Segundo dados da ILGA World, embora 37 Estados-membros da ONU e Taiwan reconheçam actualmente o casamento entre pessoas do mesmo sexo, muitos outros países ainda não reconhecem legalmente a união entre pessoas do mesmo sexo ou género.
Em alguns Estados existem apenas uniões civis, enquanto noutros não existe qualquer forma de reconhecimento legal. Além disso, 65 Estados-membros da ONU ainda criminalizam relações sexuais consensuais entre pessoas do mesmo sexo.
Em Angola
Em Angola, a situação é diferente. As relações sexuais consensuais entre pessoas do mesmo sexo deixaram de ser percebidas como crime com a entrada em vigor do actual Código Penal, em 2021. Angola passou também a prever punições para discriminação relacionadas com a orientação sexual. No entanto, a descriminalização das relações entre pessoas do mesmo sexo não significou a legalização do casamento entre estes casais.
A legislação angolana estabelece o casamento como uma união entre um homem e uma mulher. Consequentemente, casais do mesmo sexo e género não podem, actualmente, celebrar e registar um casamento civil no país. Apesar disso, algumas pessoas realizam cerimónias simbólicas para celebrar as suas relações. Estas cerimónias podem incluir troca de alianças, votos e a presença de familiares e amigos, mas não possuem o mesmo reconhecimento jurídico de um casamento celebrado e registado pelo Estado.

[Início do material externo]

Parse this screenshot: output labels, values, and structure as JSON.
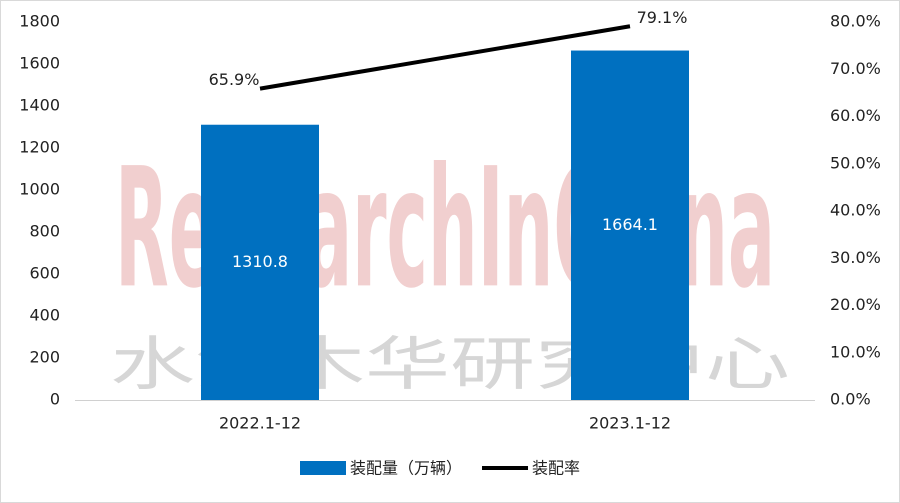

A história do casamento entre pessoas do mesmo sexo demonstra, assim, uma evolução marcada por diferentes ritmos e realidades jurídicas. Enquanto que alguns governos aprovaram leis que garantem a igualdade matrimonial, onde determinados tribunais consideraram que a proibição do casamento entre pessoas do mesmo sexo era incompatível com direitos fundamentais, muitos países continuam sem reconhecer a união homoafetiva.

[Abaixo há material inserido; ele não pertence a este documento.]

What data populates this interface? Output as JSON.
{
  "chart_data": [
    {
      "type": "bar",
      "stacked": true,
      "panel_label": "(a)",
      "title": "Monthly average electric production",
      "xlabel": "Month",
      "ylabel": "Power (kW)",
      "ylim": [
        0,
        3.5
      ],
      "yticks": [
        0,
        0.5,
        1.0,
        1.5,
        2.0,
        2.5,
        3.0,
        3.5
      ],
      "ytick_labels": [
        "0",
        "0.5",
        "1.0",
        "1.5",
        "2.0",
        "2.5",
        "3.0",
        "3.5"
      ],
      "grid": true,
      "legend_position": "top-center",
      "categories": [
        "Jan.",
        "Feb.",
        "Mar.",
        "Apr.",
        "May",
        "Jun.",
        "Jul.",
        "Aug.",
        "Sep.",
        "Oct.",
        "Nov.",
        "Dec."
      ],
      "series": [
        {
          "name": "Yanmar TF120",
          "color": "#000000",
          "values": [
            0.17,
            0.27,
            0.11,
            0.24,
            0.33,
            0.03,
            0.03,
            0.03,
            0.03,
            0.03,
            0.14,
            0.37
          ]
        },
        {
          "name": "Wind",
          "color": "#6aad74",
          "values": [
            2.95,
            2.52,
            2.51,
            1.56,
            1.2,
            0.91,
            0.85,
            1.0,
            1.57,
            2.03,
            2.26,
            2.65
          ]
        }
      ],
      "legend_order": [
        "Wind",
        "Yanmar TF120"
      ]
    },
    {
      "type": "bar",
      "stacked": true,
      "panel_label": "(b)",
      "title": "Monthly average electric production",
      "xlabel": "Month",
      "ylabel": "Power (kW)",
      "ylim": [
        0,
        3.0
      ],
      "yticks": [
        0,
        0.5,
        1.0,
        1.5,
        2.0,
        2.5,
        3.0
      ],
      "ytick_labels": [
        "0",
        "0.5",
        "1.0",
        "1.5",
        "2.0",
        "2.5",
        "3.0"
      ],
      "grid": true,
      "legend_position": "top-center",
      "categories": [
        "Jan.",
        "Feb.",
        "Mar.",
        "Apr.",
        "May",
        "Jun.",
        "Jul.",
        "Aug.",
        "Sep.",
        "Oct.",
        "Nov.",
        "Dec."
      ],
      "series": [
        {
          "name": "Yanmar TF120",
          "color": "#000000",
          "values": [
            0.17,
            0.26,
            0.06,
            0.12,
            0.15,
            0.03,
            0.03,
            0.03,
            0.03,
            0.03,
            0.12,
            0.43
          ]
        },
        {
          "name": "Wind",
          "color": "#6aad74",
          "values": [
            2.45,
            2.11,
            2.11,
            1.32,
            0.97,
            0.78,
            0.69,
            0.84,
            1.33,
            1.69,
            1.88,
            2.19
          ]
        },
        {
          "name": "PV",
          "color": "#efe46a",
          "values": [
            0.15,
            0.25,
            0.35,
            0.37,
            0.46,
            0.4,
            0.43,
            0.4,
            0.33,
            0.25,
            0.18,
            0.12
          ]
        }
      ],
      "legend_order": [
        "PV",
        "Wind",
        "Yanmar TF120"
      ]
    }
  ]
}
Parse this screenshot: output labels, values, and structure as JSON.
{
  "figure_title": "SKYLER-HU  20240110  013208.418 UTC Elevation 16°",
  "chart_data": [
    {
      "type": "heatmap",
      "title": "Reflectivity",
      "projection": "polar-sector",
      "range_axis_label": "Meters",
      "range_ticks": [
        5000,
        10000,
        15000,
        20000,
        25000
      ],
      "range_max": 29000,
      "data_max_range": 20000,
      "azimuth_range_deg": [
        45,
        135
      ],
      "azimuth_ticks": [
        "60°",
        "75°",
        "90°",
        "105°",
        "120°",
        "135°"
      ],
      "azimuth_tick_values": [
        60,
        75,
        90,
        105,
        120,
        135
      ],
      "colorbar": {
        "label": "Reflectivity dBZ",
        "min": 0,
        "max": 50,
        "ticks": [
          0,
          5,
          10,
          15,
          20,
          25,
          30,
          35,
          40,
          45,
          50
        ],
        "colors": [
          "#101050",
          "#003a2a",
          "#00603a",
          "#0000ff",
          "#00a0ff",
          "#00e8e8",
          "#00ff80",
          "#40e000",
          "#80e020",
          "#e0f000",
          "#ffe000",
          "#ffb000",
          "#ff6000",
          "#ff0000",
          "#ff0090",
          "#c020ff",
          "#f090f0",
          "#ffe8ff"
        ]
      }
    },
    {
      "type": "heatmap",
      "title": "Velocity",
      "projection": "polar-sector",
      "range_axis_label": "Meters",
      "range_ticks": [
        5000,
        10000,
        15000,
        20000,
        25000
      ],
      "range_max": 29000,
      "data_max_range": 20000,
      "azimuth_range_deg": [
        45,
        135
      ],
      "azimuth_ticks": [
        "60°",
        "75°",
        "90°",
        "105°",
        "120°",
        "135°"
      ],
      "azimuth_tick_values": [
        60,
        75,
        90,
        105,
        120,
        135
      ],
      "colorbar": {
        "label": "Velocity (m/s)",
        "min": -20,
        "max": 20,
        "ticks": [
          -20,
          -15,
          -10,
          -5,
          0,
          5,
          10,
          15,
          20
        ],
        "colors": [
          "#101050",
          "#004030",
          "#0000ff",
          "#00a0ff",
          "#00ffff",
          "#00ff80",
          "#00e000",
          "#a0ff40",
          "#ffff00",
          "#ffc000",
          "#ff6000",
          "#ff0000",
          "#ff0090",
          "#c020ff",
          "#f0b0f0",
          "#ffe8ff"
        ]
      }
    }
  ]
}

Ao todo, 39 países ao redor do mundo têm o casamento homoafetivo legalizado, África do Sul (2006), Argentina (2010), Canadá (2005), Brasil (2013), Uruguai (2013), Estados Unidos (2015), Colômbia (2016), Equador (2019), Costa Rica (2020), Chile (2022), Suiça (2022), Cuba (2022), México (2022), Nova Zelândia (2013), Austrália (2017), Taiwan (2019), Nepal (2023), Tailândia (2025), Holanda (2001), Bélgica (2003), Espanha (2005), Noruega (2009), Suécia (2009), Portugal (2010), Islândia (2010), Dinamarca (2012), França (2013), Reino Unido (2014), Luxemburgo ((2015), Irlanda (2015), Finlândia (2017), Alemanha (2017), Malta (2017), Áustria (2019), Suecia (2022), Eslovénia (2022), Andorra (2023), Estónia (2024), Grécia (2024) e Liechtenstein (2025). Angola encontra-se actualmente entre os países que descriminalizaram as relações entre pessoas do mesmo sexo, mas que ainda não reconhecem legalmente o casamento entre estes casais.